1. A laser desorption electrospray ionization source, comprising:

a sample platform configured to support a sample material to be analyzed;

an ion transfer tube having a first end and a second end, the first end facing in a direction of the sample platform, the second end connected to a mass spectrometer for providing sample molecules for spectral analysis; and

a hollow emission needle having a tip that forms an electrospray nozzle, the tip extending to or into the first end of the ion transfer tube, such that the sample molecules pass by but not through the tip of the hollow emission needle on their way to the mass spectrometer.

2. The laser desorption electrospray ionization source of claim 1, further comprising a source supply apparatus electrically connected to the hollow emission needle and to the mass spectrometer, the source supply apparatus constructed and arranged to establish a voltage between the hollow emission needle and the mass spectrometer.

3. The laser desorption electrospray ionization source of claim 2, further comprising a source working chamber, the source working chamber surrounding the sample platform, the ion transfer tube, and the tip of the hollow emission needle, and supporting a negative pressure environment therein.

4. The laser desorption electrospray ionization source of claim 3, wherein the source working chamber has a laser input window composed of a laser-transparent material, the laser input window configured to admit laser pulses directed at the sample material from an external laser source.

5. The laser desorption electrospray ionization source of claim 4, wherein the laser input window is disposed below the sample platform, and wherein the sample platform is composed of a laser-transparent material.

6. The laser desorption electrospray ionization source of claim 4, further comprising a sample target power supply connected between the sample platform and the ion transfer tube for establishing a voltage therebetween.

7. The laser desorption electrospray ionization source of claim 4, further comprising an auxiliary line that extends parallel to the hollow emission needle, the auxiliary line configured to introduce gas into the source working chamber.

8. The laser desorption electrospray ionization source of claim 7, further comprising an emission needle-lock ring disposed around the hollow emission needle, wherein the auxiliary line is provided in a space between the hollow emission needle and the emission needle-lock ring.

9. The laser desorption electrospray ionization source of claim 8, further comprising a second auxiliary line disposed in a space between the emission needle-lock ring and the source working chamber.

10. A method of performing laser desorption electrospray ionization, the method performed using a source that includes:

a sample platform configured to support a sample material to be analyzed;

an ion transfer tube having a first end and a second end, the first end facing in a direction of the sample platform, the second end connected to a mass spectrometer for providing sample molecules for analysis; and

a hollow emission needle having a tip that forms an electrospray nozzle, the tip extending into the first end of the ion transfer tube,

the method comprising: applying a voltage between the hollow emission needle and the mass spectrometer to form a Taylor cone near the tip of the hollow emission needle; bombarding the sample material with laser pulses to produce evaporated molecules; drawing the evaporated molecules into the first end of the ion transfer tube and through the Taylor cone, to ionize the evaporated molecules, without passing the evaporated molecules through the hollow emission needle; and performing a spectral analysis on the ionized evaporated molecules using the mass spectrometer.
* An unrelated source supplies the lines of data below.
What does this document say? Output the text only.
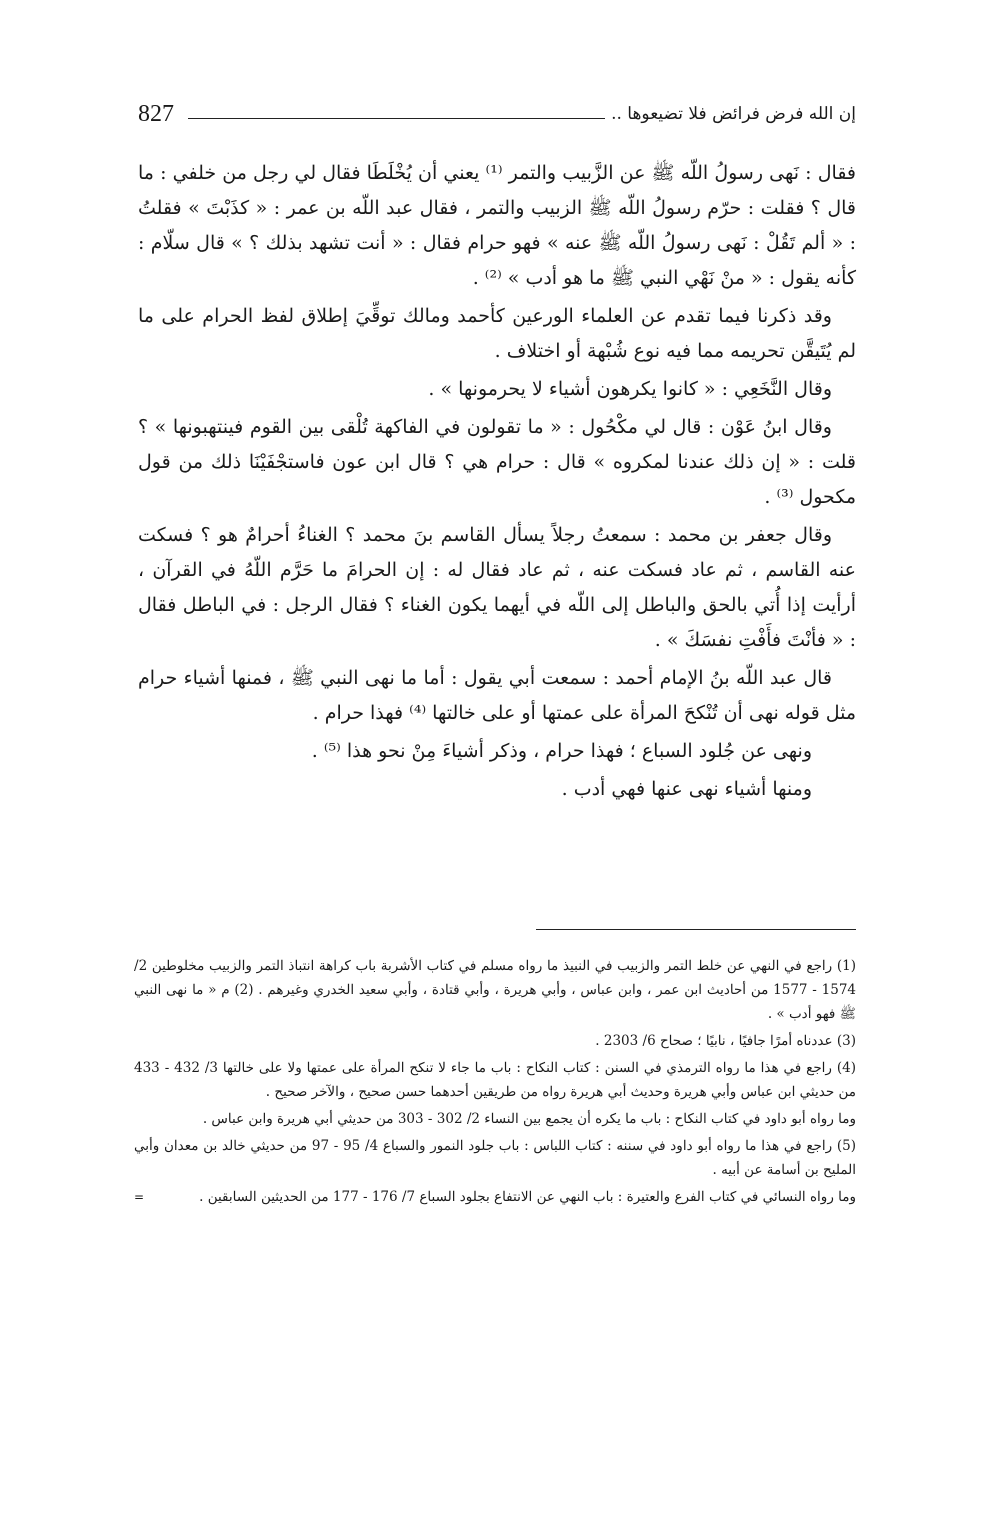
827	إن الله فرض فرائض فلا تضيعوها ..

فقال : نَهى رسولُ اللّه ﷺ عن الزَّبيب والتمر ⁽¹⁾ يعني أن يُخْلَطَا فقال لي رجل من خلفي : ما قال ؟ فقلت : حرّم رسولُ اللّه ﷺ الزبيب والتمر ، فقال عبد اللّه بن عمر : « كذَبْتَ » فقلتُ : « ألم تَقُلْ : نَهى رسولُ اللّه ﷺ عنه » فهو حرام فقال : « أنت تشهد بذلك ؟ » قال سلّام : كأنه يقول : « منْ نَهْي النبي ﷺ ما هو أدب » ⁽²⁾ .

وقد ذكرنا فيما تقدم عن العلماء الورعين كأحمد ومالك توقِّيَ إطلاق لفظ الحرام على ما لم يُتَيقَّن تحريمه مما فيه نوع شُبْهة أو اختلاف .

وقال النَّخَعِي : « كانوا يكرهون أشياء لا يحرمونها » .

وقال ابنُ عَوْن : قال لي مكْحُول : « ما تقولون في الفاكهة تُلْقى بين القوم فينتهبونها » ؟ قلت : « إن ذلك عندنا لمكروه » قال : حرام هي ؟ قال ابن عون فاستجْفَيْنَا ذلك من قول مكحول ⁽³⁾ .

وقال جعفر بن محمد : سمعتُ رجلاً يسأل القاسم بنَ محمد ؟ الغناءُ أحرامٌ هو ؟ فسكت عنه القاسم ، ثم عاد فسكت عنه ، ثم عاد فقال له : إن الحرامَ ما حَرَّم اللّهُ في القرآن ، أرأيت إذا أُتي بالحق والباطل إلى اللّه في أيهما يكون الغناء ؟ فقال الرجل : في الباطل فقال : « فأنْتَ فأَفْتِ نفسَكَ » .

قال عبد اللّه بنُ الإمام أحمد : سمعت أبي يقول : أما ما نهى النبي ﷺ ، فمنها أشياء حرام مثل قوله نهى أن تُنْكحَ المرأة على عمتها أو على خالتها ⁽⁴⁾ فهذا حرام .

ونهى عن جُلود السباع ؛ فهذا حرام ، وذكر أشياءَ مِنْ نحو هذا ⁽⁵⁾ .

ومنها أشياء نهى عنها فهي أدب .

(1) راجع في النهي عن خلط التمر والزبيب في النبيذ ما رواه مسلم في كتاب الأشربة باب كراهة انتباذ التمر والزبيب مخلوطين 2/ 1574 - 1577 من أحاديث ابن عمر ، وابن عباس ، وأبي هريرة ، وأبي قتادة ، وأبي سعيد الخدري وغيرهم . (2) م « ما نهى النبي ﷺ فهو أدب » .

(3) عددناه أمرًا جافيًا ، نابيًا ؛ صحاح 6/ 2303 .

(4) راجع في هذا ما رواه الترمذي في السنن : كتاب النكاح : باب ما جاء لا تنكح المرأة على عمتها ولا على خالتها 3/ 432 - 433 من حديثي ابن عباس وأبي هريرة وحديث أبي هريرة رواه من طريقين أحدهما حسن صحيح ، والآخر صحيح .

وما رواه أبو داود في كتاب النكاح : باب ما يكره أن يجمع بين النساء 2/ 302 - 303 من حديثي أبي هريرة وابن عباس .

(5) راجع في هذا ما رواه أبو داود في سننه : كتاب اللباس : باب جلود النمور والسباع 4/ 95 - 97 من حديثي خالد بن معدان وأبي المليح بن أسامة عن أبيه .

=	وما رواه النسائي في كتاب الفرع والعتيرة : باب النهي عن الانتفاع بجلود السباع 7/ 176 - 177 من الحديثين السابقين .
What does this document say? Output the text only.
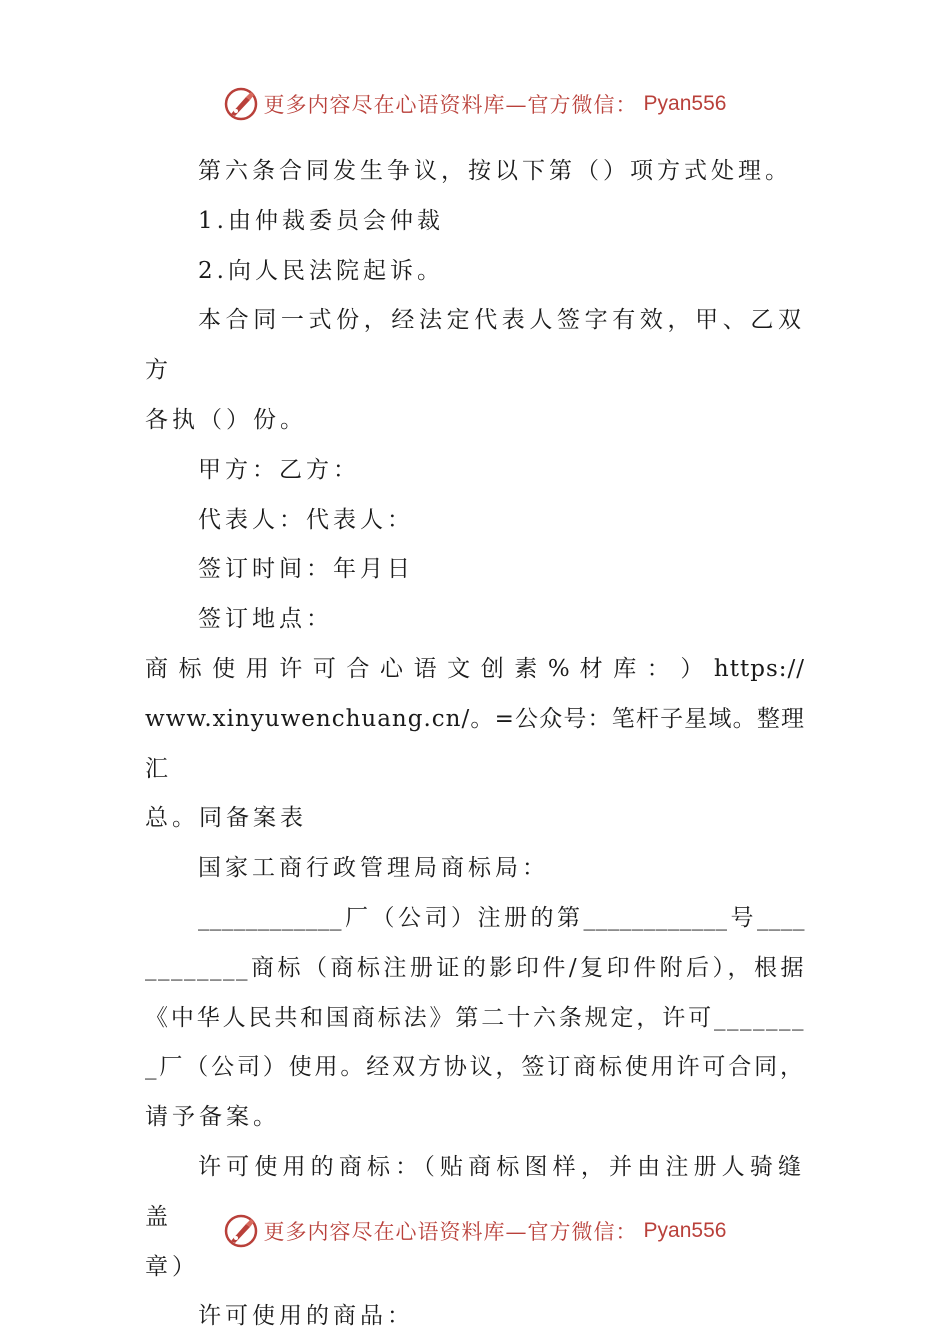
更多内容尽在心语资料库—官方微信： Pyan556

第六条合同发生争议，按以下第（）项方式处理。

1.由仲裁委员会仲裁

2.向人民法院起诉。

本合同一式份，经法定代表人签字有效，甲、乙双方

各执（）份。

甲方：乙方：

代表人：代表人：

签订时间：年月日

签订地点：

商 标 使 用 许 可 合 心 语 文 创 素 % 材 库 ： ） https://

www.xinyuwenchuang.cn/。=公众号：笔杆子星域。整理汇

总。同备案表

国家工商行政管理局商标局：

____________厂（公司）注册的第____________号____

________商标（商标注册证的影印件/复印件附后），根据

《中华人民共和国商标法》第二十六条规定，许可_______

_厂（公司）使用。经双方协议，签订商标使用许可合同，

请予备案。

许可使用的商标：（贴商标图样，并由注册人骑缝盖

章）

许可使用的商品：

更多内容尽在心语资料库—官方微信： Pyan556
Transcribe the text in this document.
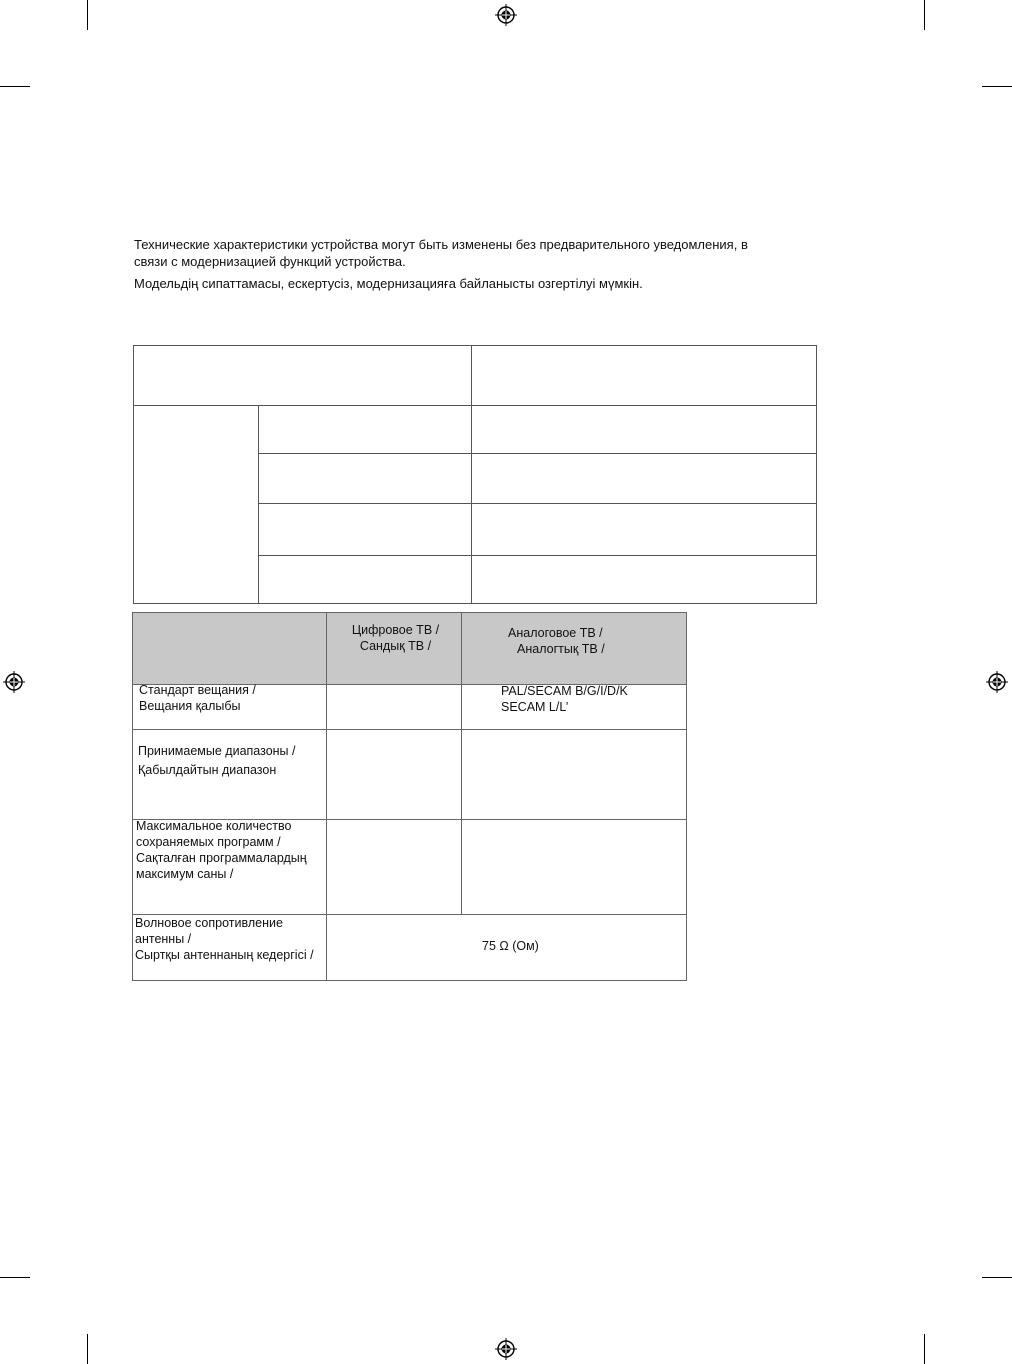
Технические характеристики устройства могут быть изменены без предварительного уведомления, в
связи с модернизацией функций устройства.
Модельдің сипаттамасы, ескертусіз, модернизацияға байланысты озгертілуі мүмкін.
Цифровое ТВ /
Сандық ТВ /
Аналоговое ТВ /
Аналогтық ТВ /
Стандарт вещания /
Вещания қалыбы
PAL/SECAM B/G/I/D/K
SECAM L/L’
Принимаемые диапазоны /
Қабылдайтын диапазон
Максимальное количество
сохраняемых программ /
Сақталған программалардың
максимум саны /
Волновое сопротивление
антенны /
Сыртқы антеннаның кедергісі /
75 Ω (Ом)
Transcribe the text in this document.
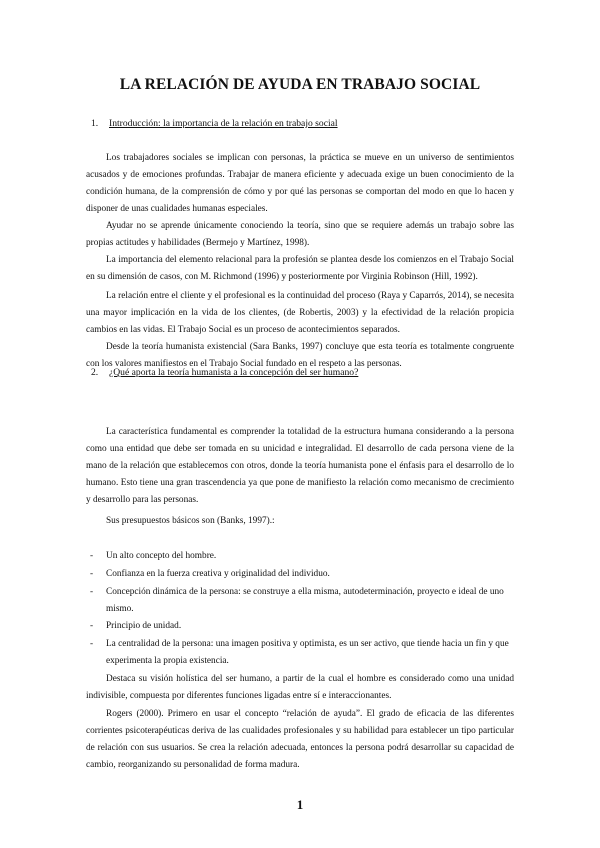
LA RELACIÓN DE AYUDA EN TRABAJO SOCIAL
1. Introducción: la importancia de la relación en trabajo social
Los trabajadores sociales se implican con personas, la práctica se mueve en un universo de sentimientos acusados y de emociones profundas. Trabajar de manera eficiente y adecuada exige un buen conocimiento de la condición humana, de la comprensión de cómo y por qué las personas se comportan del modo en que lo hacen y disponer de unas cualidades humanas especiales.
Ayudar no se aprende únicamente conociendo la teoría, sino que se requiere además un trabajo sobre las propias actitudes y habilidades (Bermejo y Martínez, 1998).
La importancia del elemento relacional para la profesión se plantea desde los comienzos en el Trabajo Social en su dimensión de casos, con M. Richmond (1996) y posteriormente por Virginia Robinson (Hill, 1992).
La relación entre el cliente y el profesional es la continuidad del proceso (Raya y Caparrós, 2014), se necesita una mayor implicación en la vida de los clientes, (de Robertis, 2003) y la efectividad de la relación propicia cambios en las vidas. El Trabajo Social es un proceso de acontecimientos separados.
Desde la teoría humanista existencial (Sara Banks, 1997) concluye que esta teoría es totalmente congruente con los valores manifiestos en el Trabajo Social fundado en el respeto a las personas.
2. ¿Qué aporta la teoría humanista a la concepción del ser humano?
La característica fundamental es comprender la totalidad de la estructura humana considerando a la persona como una entidad que debe ser tomada en su unicidad e integralidad. El desarrollo de cada persona viene de la mano de la relación que establecemos con otros, donde la teoría humanista pone el énfasis para el desarrollo de lo humano. Esto tiene una gran trascendencia ya que pone de manifiesto la relación como mecanismo de crecimiento y desarrollo para las personas.
Sus presupuestos básicos son (Banks, 1997).:
- Un alto concepto del hombre.
- Confianza en la fuerza creativa y originalidad del individuo.
- Concepción dinámica de la persona: se construye a ella misma, autodeterminación, proyecto e ideal de uno mismo.
- Principio de unidad.
- La centralidad de la persona: una imagen positiva y optimista, es un ser activo, que tiende hacia un fin y que experimenta la propia existencia.
Destaca su visión holística del ser humano, a partir de la cual el hombre es considerado como una unidad indivisible, compuesta por diferentes funciones ligadas entre sí e interaccionantes.
Rogers (2000). Primero en usar el concepto “relación de ayuda”. El grado de eficacia de las diferentes corrientes psicoterapéuticas deriva de las cualidades profesionales y su habilidad para establecer un tipo particular de relación con sus usuarios. Se crea la relación adecuada, entonces la persona podrá desarrollar su capacidad de cambio, reorganizando su personalidad de forma madura.
1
11. The method of claim 10, further comprising applying a voltage between the sample platform and the ion transport tube.

12. The method of claim 11, further comprising:

enclosing the sample platform, the ion transfer tube, and the tip of the hollow emission needle within a source working chamber; and

producing a negative pressure within the source working chamber.

13. The method of claim 12, further comprising introducing gas into the source working chamber through a set of auxiliary lines.